Models and code for addressing the Winograd Schema Challenge with training data from the SNLI/MultiNLI corpora.
For convenience, this repository pre-packages some dependency code and data not created by the authors.
- The dataset of Winograd Schemas at
./datasets/winograd/WSCollection.xml
is taken from Ernest Davis's (NYU) website. - We package a modified implementation of the baseline NLI models from the Machine Learning for Language Group at NYU, which is stored in
./model
First, install Python 3. Then, start by cloning this repository:
git clone https://github.com/sgbalogh/nlu-winograd
cd nlu-winograd
Pre-requisites can be installed simply with:
make
Optionally, you can run the test suite with:
make test
In order to run the TensorFlow NLI model implementations, some datasets need to be downloaded first.
Create a data
directory in ./model
containing an additional nested directory winograd
; additionally, create a logs
directory within ./model
:
mkdir -p ./model/data/winograd
mkdir -p ./model/logs
cd ./model/data
Then download and unzip SNLI, MNLI, and GloVe:
wget https://www.nyu.edu/projects/bowman/multinli/multinli_0.9.zip
wget https://nlp.stanford.edu/projects/snli/snli_1.0.zip
wget http://nlp.stanford.edu/data/glove.840B.300d.zip
unzip ./*.zip
We also need the Stanford Parser, which should be stored in ./apps
cd nlu-winograd
mkdir -p ./apps
cd apps
wget https://nlp.stanford.edu/software/stanford-parser-full-2018-02-27.zip
unzip ./*.zip
Now you should be all set.
The repository contains a copy of the XML document provided by Ernest Davis. The local copy is located at datasets/winograd/WSCollection.xml
.
From a command line, open a Python 3 shell in the home directory of this repository.
import wnlu
## Initializing a translator class automatically
## parses all of the examples from the XML document:
loader = wnlu.WinogradLoader()
## This loops through the dev set instances and prints out
## the original premise content:
for instance in loader.get_train_set():
print(instance.get_premise())
winograd_example = loader.get_train_set()[0]
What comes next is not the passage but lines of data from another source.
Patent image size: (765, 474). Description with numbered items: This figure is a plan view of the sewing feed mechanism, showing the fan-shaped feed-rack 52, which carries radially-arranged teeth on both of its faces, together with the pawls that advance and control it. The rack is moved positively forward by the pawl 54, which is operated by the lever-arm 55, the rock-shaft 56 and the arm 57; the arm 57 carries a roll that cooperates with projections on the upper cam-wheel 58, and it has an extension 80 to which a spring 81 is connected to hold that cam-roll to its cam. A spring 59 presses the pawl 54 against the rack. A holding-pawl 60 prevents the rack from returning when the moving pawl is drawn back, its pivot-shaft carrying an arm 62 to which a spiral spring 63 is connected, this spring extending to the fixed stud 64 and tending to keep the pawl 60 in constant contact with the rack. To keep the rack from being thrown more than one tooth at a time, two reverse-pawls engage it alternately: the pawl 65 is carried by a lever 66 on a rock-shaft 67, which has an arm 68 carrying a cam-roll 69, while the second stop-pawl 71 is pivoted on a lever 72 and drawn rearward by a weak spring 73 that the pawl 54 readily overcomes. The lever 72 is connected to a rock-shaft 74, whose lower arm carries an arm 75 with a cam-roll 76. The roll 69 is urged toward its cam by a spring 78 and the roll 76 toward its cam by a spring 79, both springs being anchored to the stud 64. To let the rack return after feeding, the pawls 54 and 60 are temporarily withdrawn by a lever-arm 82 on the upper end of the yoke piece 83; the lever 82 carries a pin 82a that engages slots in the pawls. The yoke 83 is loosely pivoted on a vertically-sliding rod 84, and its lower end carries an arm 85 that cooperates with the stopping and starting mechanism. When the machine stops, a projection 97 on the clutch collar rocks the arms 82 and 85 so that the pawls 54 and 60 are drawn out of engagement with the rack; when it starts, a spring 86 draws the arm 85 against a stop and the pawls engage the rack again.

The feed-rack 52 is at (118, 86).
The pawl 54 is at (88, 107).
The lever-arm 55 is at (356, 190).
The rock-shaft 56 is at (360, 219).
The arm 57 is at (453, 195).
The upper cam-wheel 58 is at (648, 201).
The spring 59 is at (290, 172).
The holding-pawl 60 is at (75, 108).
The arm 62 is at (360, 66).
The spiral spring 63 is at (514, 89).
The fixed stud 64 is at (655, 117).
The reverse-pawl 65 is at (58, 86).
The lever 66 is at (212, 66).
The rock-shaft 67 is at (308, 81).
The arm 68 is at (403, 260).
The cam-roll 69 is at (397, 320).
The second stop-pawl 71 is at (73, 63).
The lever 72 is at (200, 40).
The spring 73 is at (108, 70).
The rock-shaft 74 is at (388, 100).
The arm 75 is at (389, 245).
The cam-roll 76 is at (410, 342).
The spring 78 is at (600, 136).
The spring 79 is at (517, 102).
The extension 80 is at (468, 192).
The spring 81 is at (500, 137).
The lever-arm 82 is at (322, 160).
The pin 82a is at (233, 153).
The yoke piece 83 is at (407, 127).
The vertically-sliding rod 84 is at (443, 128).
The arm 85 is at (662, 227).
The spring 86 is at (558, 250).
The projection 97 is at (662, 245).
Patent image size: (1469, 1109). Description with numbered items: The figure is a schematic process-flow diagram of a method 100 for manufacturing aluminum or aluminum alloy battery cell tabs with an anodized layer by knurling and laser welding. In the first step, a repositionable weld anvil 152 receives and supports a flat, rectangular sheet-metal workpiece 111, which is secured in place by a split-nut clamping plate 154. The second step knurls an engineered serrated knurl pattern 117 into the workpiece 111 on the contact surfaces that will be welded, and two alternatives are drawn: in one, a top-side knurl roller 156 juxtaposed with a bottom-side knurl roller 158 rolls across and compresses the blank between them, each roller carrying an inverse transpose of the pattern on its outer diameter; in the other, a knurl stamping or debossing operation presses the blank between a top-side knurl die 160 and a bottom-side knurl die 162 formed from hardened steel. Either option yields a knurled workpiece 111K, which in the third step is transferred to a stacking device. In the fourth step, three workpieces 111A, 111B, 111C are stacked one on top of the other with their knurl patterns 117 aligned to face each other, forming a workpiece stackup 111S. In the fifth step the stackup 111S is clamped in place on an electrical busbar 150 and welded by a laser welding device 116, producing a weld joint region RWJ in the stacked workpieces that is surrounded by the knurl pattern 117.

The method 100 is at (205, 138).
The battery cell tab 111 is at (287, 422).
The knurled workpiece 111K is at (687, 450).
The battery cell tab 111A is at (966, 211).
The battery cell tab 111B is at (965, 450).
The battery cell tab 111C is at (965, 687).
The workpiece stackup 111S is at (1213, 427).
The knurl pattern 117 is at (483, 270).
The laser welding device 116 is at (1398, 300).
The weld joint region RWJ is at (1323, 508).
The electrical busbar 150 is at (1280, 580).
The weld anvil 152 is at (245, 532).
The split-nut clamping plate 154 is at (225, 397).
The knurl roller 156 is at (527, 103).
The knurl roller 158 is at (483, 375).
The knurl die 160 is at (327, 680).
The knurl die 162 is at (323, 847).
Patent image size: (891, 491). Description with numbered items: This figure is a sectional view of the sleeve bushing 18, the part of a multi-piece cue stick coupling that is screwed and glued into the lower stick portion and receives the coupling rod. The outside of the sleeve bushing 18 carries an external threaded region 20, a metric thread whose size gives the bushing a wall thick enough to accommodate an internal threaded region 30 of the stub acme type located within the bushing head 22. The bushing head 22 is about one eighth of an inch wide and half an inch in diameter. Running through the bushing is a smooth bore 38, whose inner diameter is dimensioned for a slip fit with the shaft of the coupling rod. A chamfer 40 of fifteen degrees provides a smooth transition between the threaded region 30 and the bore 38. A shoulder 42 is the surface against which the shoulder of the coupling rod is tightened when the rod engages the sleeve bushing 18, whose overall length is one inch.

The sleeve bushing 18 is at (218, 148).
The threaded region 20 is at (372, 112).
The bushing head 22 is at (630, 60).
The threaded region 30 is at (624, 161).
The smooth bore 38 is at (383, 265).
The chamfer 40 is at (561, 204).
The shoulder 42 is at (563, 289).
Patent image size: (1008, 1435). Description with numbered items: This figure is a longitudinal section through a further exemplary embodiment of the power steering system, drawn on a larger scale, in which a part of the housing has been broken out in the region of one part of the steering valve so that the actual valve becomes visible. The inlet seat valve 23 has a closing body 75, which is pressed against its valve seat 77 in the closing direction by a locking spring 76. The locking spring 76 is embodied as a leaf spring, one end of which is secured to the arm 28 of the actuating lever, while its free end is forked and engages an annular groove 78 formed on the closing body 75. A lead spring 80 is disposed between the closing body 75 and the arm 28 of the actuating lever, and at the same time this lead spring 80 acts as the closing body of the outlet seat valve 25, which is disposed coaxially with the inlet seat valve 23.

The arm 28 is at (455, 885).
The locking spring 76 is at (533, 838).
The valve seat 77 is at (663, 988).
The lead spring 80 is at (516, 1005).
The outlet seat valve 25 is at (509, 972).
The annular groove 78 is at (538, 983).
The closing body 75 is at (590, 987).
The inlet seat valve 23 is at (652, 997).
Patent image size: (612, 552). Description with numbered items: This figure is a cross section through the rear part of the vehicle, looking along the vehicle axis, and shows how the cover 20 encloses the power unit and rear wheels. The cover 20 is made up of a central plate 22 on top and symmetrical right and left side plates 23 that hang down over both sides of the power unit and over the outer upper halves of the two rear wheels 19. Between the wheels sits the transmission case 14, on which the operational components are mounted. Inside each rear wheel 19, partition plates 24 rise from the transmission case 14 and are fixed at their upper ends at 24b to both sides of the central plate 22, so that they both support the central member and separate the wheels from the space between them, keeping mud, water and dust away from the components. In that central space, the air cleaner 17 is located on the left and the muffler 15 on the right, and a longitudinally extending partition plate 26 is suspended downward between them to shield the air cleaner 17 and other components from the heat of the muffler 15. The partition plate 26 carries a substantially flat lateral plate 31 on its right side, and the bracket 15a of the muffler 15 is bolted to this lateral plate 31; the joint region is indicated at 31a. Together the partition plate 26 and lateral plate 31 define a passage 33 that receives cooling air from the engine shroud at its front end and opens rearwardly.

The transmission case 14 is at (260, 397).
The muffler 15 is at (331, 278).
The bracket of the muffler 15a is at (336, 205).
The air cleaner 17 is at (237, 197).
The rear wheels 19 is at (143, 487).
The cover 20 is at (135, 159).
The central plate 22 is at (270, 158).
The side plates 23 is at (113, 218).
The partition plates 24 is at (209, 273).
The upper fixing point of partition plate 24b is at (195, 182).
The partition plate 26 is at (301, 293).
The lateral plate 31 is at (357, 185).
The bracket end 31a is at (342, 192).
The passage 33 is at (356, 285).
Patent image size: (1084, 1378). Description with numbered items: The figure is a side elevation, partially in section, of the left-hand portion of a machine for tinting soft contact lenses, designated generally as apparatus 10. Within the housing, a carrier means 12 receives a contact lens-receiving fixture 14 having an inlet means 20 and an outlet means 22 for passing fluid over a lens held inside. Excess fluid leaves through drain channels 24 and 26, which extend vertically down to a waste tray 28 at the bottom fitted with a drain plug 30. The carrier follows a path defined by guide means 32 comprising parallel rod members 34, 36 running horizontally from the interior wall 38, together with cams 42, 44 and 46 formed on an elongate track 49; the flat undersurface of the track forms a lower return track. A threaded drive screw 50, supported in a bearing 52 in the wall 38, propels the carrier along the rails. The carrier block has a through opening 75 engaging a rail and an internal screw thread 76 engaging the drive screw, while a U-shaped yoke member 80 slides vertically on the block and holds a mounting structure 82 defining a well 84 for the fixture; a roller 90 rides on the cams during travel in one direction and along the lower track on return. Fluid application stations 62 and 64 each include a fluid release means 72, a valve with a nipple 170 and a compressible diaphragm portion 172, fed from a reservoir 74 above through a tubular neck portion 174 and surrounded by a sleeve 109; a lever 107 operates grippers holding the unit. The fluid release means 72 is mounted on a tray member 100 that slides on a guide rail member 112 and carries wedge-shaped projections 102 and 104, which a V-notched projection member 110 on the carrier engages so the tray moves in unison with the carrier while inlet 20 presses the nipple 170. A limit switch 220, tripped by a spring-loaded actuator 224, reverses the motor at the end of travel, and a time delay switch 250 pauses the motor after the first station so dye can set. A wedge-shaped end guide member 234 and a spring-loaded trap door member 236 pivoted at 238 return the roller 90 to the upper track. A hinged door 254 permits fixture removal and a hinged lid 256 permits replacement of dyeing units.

print(winograd_example.get_premise())
## Get a list of the two possible translations of the
## schema (i.e., the two ways of replacing the pronoun):
possible_translations = winograd_example.get_candidate_translations()
## To just view the possible answers:
winograd_example.answers
## If we want to see the GOLD label, we can get the index
## of it within the answers list (above) using:
winograd_example.gold_answer_idx
## Load from the Rahman/Ng corpus instead of Winograd:
rahman_ng_set = loader.get_rahman_ng_set()
If you're running Windows, you may encounter a problem with setting the JAVA_HOME environment variable, even if this is configured in your PC settings. For a quick fix, add a couple of lines at the start of your code:
import os
java_path = "C:/Program Files/Java/jdk1.7.0_11/bin/java.exe" # change the directory accordingly
os.environ['JAVAHOME'] = java_path
Two scripts are provided for two different interfaces from Winograd translation into JSONL format necessary for input to the NLI models.
convertToJSON.py
uses the translation interface specified within thewnlu
module to generate dev and test outputs directlyconvertTextToJSON.py
performs a similar function, but reads in from a text file, making it more suitable for experimentation with different translation strategies; it needs to be passed a path to the input text file, followed by a path to the output JSON -- the input format expected is:
<Winograd-ID>
<Premise>
<Hypothesis>
<GOLD label>
<Winograd-ID>
<Premise>
<Hypothesis>
<GOLD label>
...
If you want to create a version capable of being used as input to convertTextToJSON.py
, try this:
import wnlu
loader = wnlu.WinogradLoader()
corpus = loader.get_train_set()
wnlu.SentenceVariants.create_intermediate(corpus, "/path/to/save.txt")
To see paraphrases of the Winograd train, dev and test sets and the Rahman and Ng set, run the following code on the command line:
python ./ParaphrasingStrategies.py
Similarly, to generate truncated versions of the Winograd sets you can run:
python ./SentenceVariants.py
This will generate four text files, namely, train, dev and test sets of the Winograd schema and the entire set of the Rahman and Ng Winograd Schema. These files can be fed into convertTextToJSON.py
to generate the json files that can be fed into the trained NLI models.